Quicksilver churned and separated into separate droplets around the burning sword. Then it streamed away from the weapon and out of sight.
Medrash slid the sword back out much more slowly than he’d driven it in. Without the god’s power augmenting his skills, he was leery of dulling the blade. “I didn’t kill it,” he said.
“I figured,” Khouryn said. “But you ran it off, and I really didn’t want to fight it this very instant. So, well done.”
Medrash kept peering at the crack. “Up this close, I thought I sensed something.”
“What?”
“I’m not sure. A vileness.”
Khouryn snorted. “I didn’t have to be a paladin to pick up on that.”
*****
As she entered the Green Hall, Jhesrhi looked around at the assembly and decided that a fair number of people had come to dread being summoned into the royal presence just about as much as she had.
Of course, not every face betrayed such feelings. Halonya was smirking like the half-demented thing she was. Lord Luthen and other peers who had thus far received only friendship and preferential treatment from the Red Dragon looked smug and self-satisfied. Zan-akar Zeraez kept his purple, silver-etched features composed into a mask of wise and sober courtesy.
Still, some courtiers, men who’d been stripped of property or offices merely on Tchazzar’s whim or been commanded to send their wives or daughters to his chambers, glowered and sulked. Daelric and some of the other high priests stood in a huddle, muttering together.
But only Shala kept scowling when the Red Dragon actually strode into the room, although some others couldn’t resist the impulse to wince or gasp.
That was because Tchazzar had blood spattered all over the front of him, from his long, handsome face all the way down to his pointed shoes, soaking his vermilion-and-black silk and velvet garments and dulling the glitter of his diamond buttons. Jhesrhi suspected that he’d been taking a personal hand in punishing supposed miscreants in the dungeons, although that was by no means a certainty. He’d proved himself capable of committing mayhem anywhere and anytime something angered him.
Everyone bowed or curtsied as, seemingly oblivious to his bizarre and disquieting dishevelment, Tchazzar mounted the dais and flopped down on the throne, immediately fouling the gold and sea green cushions with smears of blood. “Rise,” he said, and Jhesrhi noticed that he had significantly more gore on his mouth than the rest of his face. It even stained his teeth.

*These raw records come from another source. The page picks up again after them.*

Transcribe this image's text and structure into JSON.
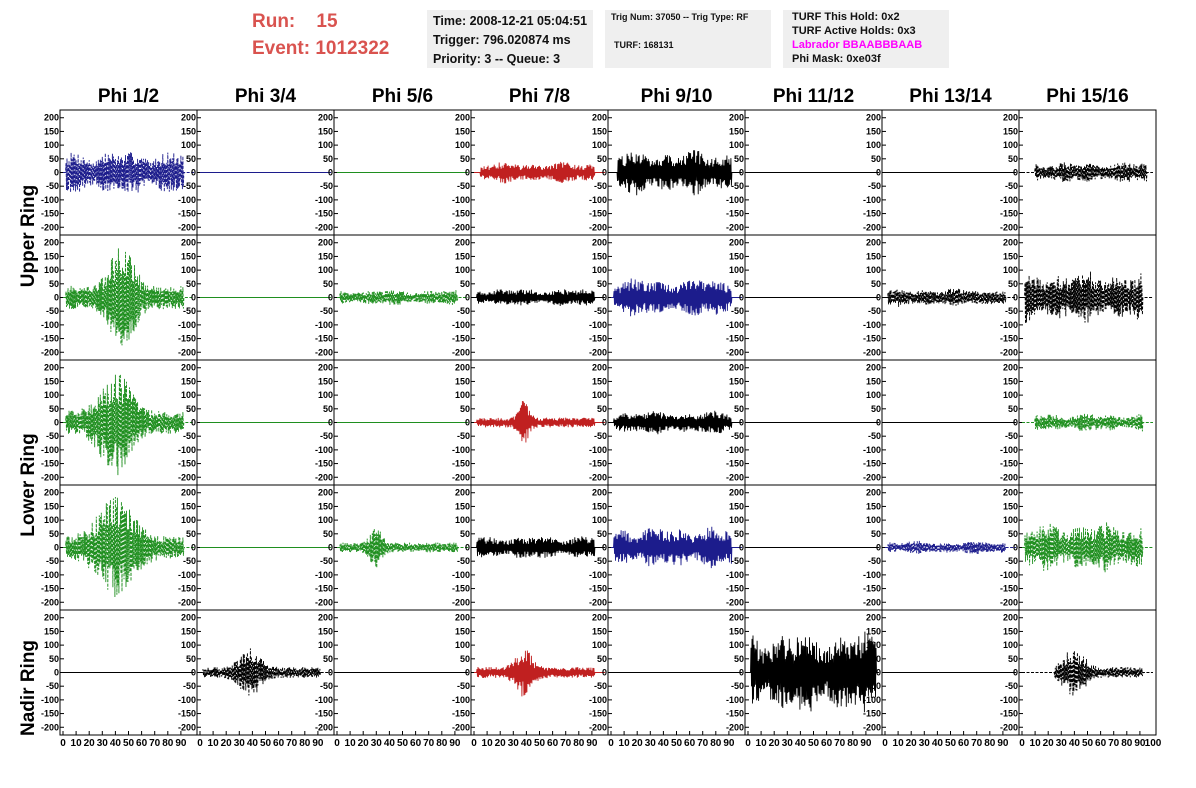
{
  "header": {
    "run_label": "Run:",
    "run_value": "15",
    "event_label": "Event:",
    "event_value": "1012322"
  },
  "info_time": {
    "time": "Time: 2008-12-21 05:04:51",
    "trigger": "Trigger: 796.020874 ms",
    "priority": "Priority: 3 -- Queue: 3"
  },
  "info_trig": {
    "trig": "Trig Num: 37050 -- Trig Type: RF",
    "turf": "TURF: 168131"
  },
  "info_turf": {
    "hold": "TURF This Hold: 0x2",
    "active": "TURF Active Holds: 0x3",
    "labrador": "Labrador BBAABBBAAB",
    "mask": "Phi Mask: 0xe03f"
  },
  "colors": {
    "blue": "#1c1c8c",
    "red": "#c02020",
    "green": "#1f8f1f",
    "black": "#000000",
    "magenta": "#ff00ff",
    "title_red": "#d9534f"
  },
  "chart_data": {
    "type": "line",
    "columns": [
      "Phi 1/2",
      "Phi 3/4",
      "Phi 5/6",
      "Phi 7/8",
      "Phi 9/10",
      "Phi 11/12",
      "Phi 13/14",
      "Phi 15/16"
    ],
    "rows": [
      "Upper Ring",
      "Lower Ring",
      "Nadir Ring"
    ],
    "ring_label_rows": [
      0,
      2,
      4
    ],
    "xlim": [
      0,
      100
    ],
    "ylim": [
      -210,
      210
    ],
    "yticks": [
      -200,
      -150,
      -100,
      -50,
      0,
      50,
      100,
      150,
      200
    ],
    "xtick_labels": [
      "0",
      "10",
      "20",
      "30",
      "40",
      "50",
      "60",
      "70",
      "80",
      "90"
    ],
    "x_end_label": "100",
    "panels": [
      [
        {
          "color": "blue",
          "style": "dashed",
          "amp": 85,
          "x0": 2,
          "x1": 92,
          "burst": null
        },
        {
          "color": "blue",
          "style": "solid",
          "amp": 0,
          "x0": 0,
          "x1": 100,
          "burst": null
        },
        {
          "color": "green",
          "style": "solid",
          "amp": 0,
          "x0": 0,
          "x1": 100,
          "burst": null
        },
        {
          "color": "red",
          "style": "solid",
          "amp": 40,
          "x0": 5,
          "x1": 92,
          "burst": null
        },
        {
          "color": "black",
          "style": "solid",
          "amp": 85,
          "x0": 5,
          "x1": 92,
          "burst": null
        },
        {
          "color": "black",
          "style": "solid",
          "amp": 0,
          "x0": 0,
          "x1": 100,
          "burst": null
        },
        {
          "color": "black",
          "style": "solid",
          "amp": 0,
          "x0": 0,
          "x1": 100,
          "burst": null
        },
        {
          "color": "black",
          "style": "dashed",
          "amp": 40,
          "x0": 10,
          "x1": 95,
          "burst": null
        }
      ],
      [
        {
          "color": "green",
          "style": "dashed",
          "amp": 95,
          "x0": 2,
          "x1": 92,
          "burst": [
            45,
            12
          ]
        },
        {
          "color": "green",
          "style": "solid",
          "amp": 0,
          "x0": 0,
          "x1": 100,
          "burst": null
        },
        {
          "color": "green",
          "style": "dashed",
          "amp": 30,
          "x0": 2,
          "x1": 92,
          "burst": null
        },
        {
          "color": "black",
          "style": "solid",
          "amp": 35,
          "x0": 2,
          "x1": 92,
          "burst": null
        },
        {
          "color": "blue",
          "style": "solid",
          "amp": 75,
          "x0": 2,
          "x1": 92,
          "burst": null
        },
        {
          "color": "black",
          "style": "solid",
          "amp": 0,
          "x0": 0,
          "x1": 100,
          "burst": null
        },
        {
          "color": "black",
          "style": "dashed",
          "amp": 35,
          "x0": 2,
          "x1": 92,
          "burst": null
        },
        {
          "color": "black",
          "style": "dashed",
          "amp": 100,
          "x0": 2,
          "x1": 92,
          "burst": null
        }
      ],
      [
        {
          "color": "green",
          "style": "dashed",
          "amp": 95,
          "x0": 2,
          "x1": 92,
          "burst": [
            40,
            15
          ]
        },
        {
          "color": "green",
          "style": "solid",
          "amp": 0,
          "x0": 0,
          "x1": 100,
          "burst": null
        },
        {
          "color": "green",
          "style": "solid",
          "amp": 0,
          "x0": 0,
          "x1": 100,
          "burst": null
        },
        {
          "color": "red",
          "style": "solid",
          "amp": 40,
          "x0": 2,
          "x1": 92,
          "burst": [
            38,
            5
          ]
        },
        {
          "color": "black",
          "style": "solid",
          "amp": 45,
          "x0": 2,
          "x1": 92,
          "burst": null
        },
        {
          "color": "black",
          "style": "solid",
          "amp": 0,
          "x0": 0,
          "x1": 100,
          "burst": null
        },
        {
          "color": "black",
          "style": "solid",
          "amp": 0,
          "x0": 0,
          "x1": 100,
          "burst": null
        },
        {
          "color": "green",
          "style": "dashed",
          "amp": 35,
          "x0": 10,
          "x1": 92,
          "burst": null
        }
      ],
      [
        {
          "color": "green",
          "style": "dashed",
          "amp": 90,
          "x0": 2,
          "x1": 92,
          "burst": [
            40,
            18
          ]
        },
        {
          "color": "green",
          "style": "solid",
          "amp": 0,
          "x0": 0,
          "x1": 100,
          "burst": null
        },
        {
          "color": "green",
          "style": "dashed",
          "amp": 40,
          "x0": 2,
          "x1": 92,
          "burst": [
            30,
            6
          ]
        },
        {
          "color": "black",
          "style": "solid",
          "amp": 45,
          "x0": 2,
          "x1": 92,
          "burst": null
        },
        {
          "color": "blue",
          "style": "solid",
          "amp": 80,
          "x0": 2,
          "x1": 92,
          "burst": null
        },
        {
          "color": "black",
          "style": "solid",
          "amp": 0,
          "x0": 0,
          "x1": 100,
          "burst": null
        },
        {
          "color": "blue",
          "style": "dashed",
          "amp": 25,
          "x0": 2,
          "x1": 92,
          "burst": null
        },
        {
          "color": "green",
          "style": "dashed",
          "amp": 95,
          "x0": 2,
          "x1": 92,
          "burst": null
        }
      ],
      [
        {
          "color": "black",
          "style": "solid",
          "amp": 0,
          "x0": 0,
          "x1": 100,
          "burst": null
        },
        {
          "color": "black",
          "style": "dashed",
          "amp": 45,
          "x0": 2,
          "x1": 92,
          "burst": [
            38,
            10
          ]
        },
        {
          "color": "black",
          "style": "solid",
          "amp": 0,
          "x0": 0,
          "x1": 100,
          "burst": null
        },
        {
          "color": "red",
          "style": "solid",
          "amp": 45,
          "x0": 2,
          "x1": 92,
          "burst": [
            38,
            8
          ]
        },
        {
          "color": "black",
          "style": "solid",
          "amp": 0,
          "x0": 0,
          "x1": 100,
          "burst": null
        },
        {
          "color": "black",
          "style": "solid",
          "amp": 160,
          "x0": 2,
          "x1": 98,
          "burst": null
        },
        {
          "color": "black",
          "style": "solid",
          "amp": 0,
          "x0": 0,
          "x1": 100,
          "burst": null
        },
        {
          "color": "black",
          "style": "dashed",
          "amp": 45,
          "x0": 25,
          "x1": 92,
          "burst": [
            40,
            10
          ]
        }
      ]
    ]
  }
}
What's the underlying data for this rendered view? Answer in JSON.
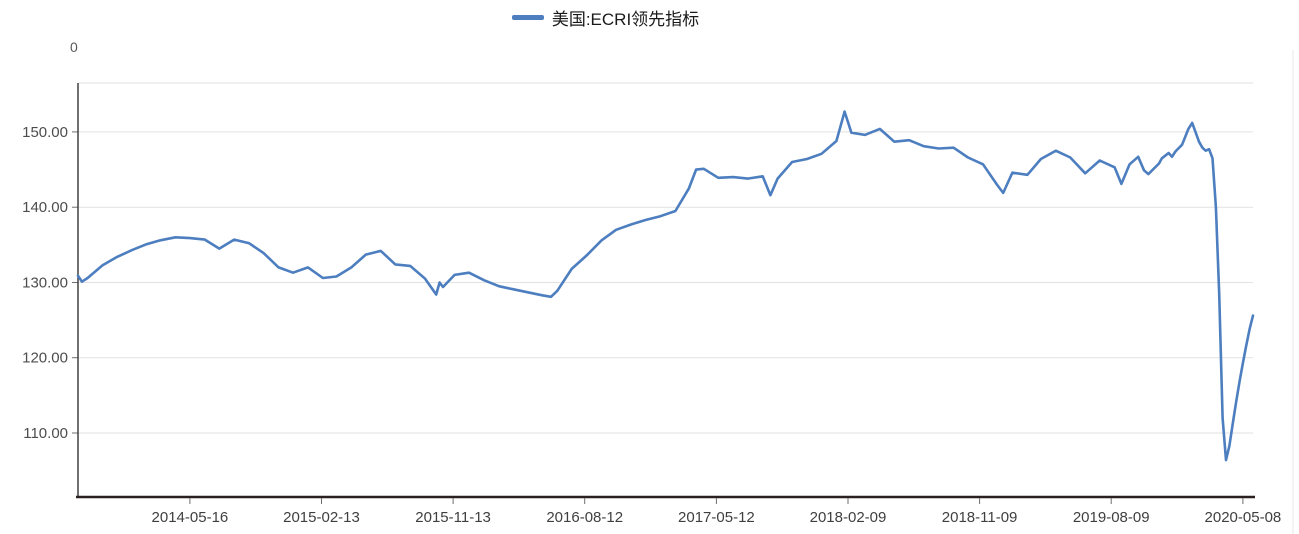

“Well,” Tchazzar continued, surveying them all, “here we are again, facing the same annoying paradox. With a god to rule it, Chessenta is blessed beyond all other realms. Yet no monarch could find himself more beset by malcontents. Why is that?”
After a moment, Jhesrhi decided it wasn’t just a rhetorical question. He was actually waiting for an answer. But no one knew what to say, or else those who did feared to draw the dragon’s attention to themselves.
Finally, looking like an overfed canary in his yellow vestments, Daelric cleared his throat and said, “Majesty, the brightest light casts the deepest shadows. When one studies the Keeper’s sacred texts-”
“Fire and blood!” Tchazzar screamed. “Did you think I was asking for platitudes? Not one word more! Or you can try studying the sacred texts without eyes and prattling about what you find there without a tongue!”
Daelric’s round, ruddy face turned a shade paler. He bowed and stepped back among his fellow clerics, who in some cases edged away from him as though Tchazzar’s displeasure were contagious.
Jhesrhi supposed that if anyone could calm the dragon, or at least encourage him to get to the point, it would be either Halonya or herself. And for once, the prophetess didn’t appear on the quivering verge of blurting something out. Although she did appear to be trying to maintain a grave expression to mask an underlying eagerness.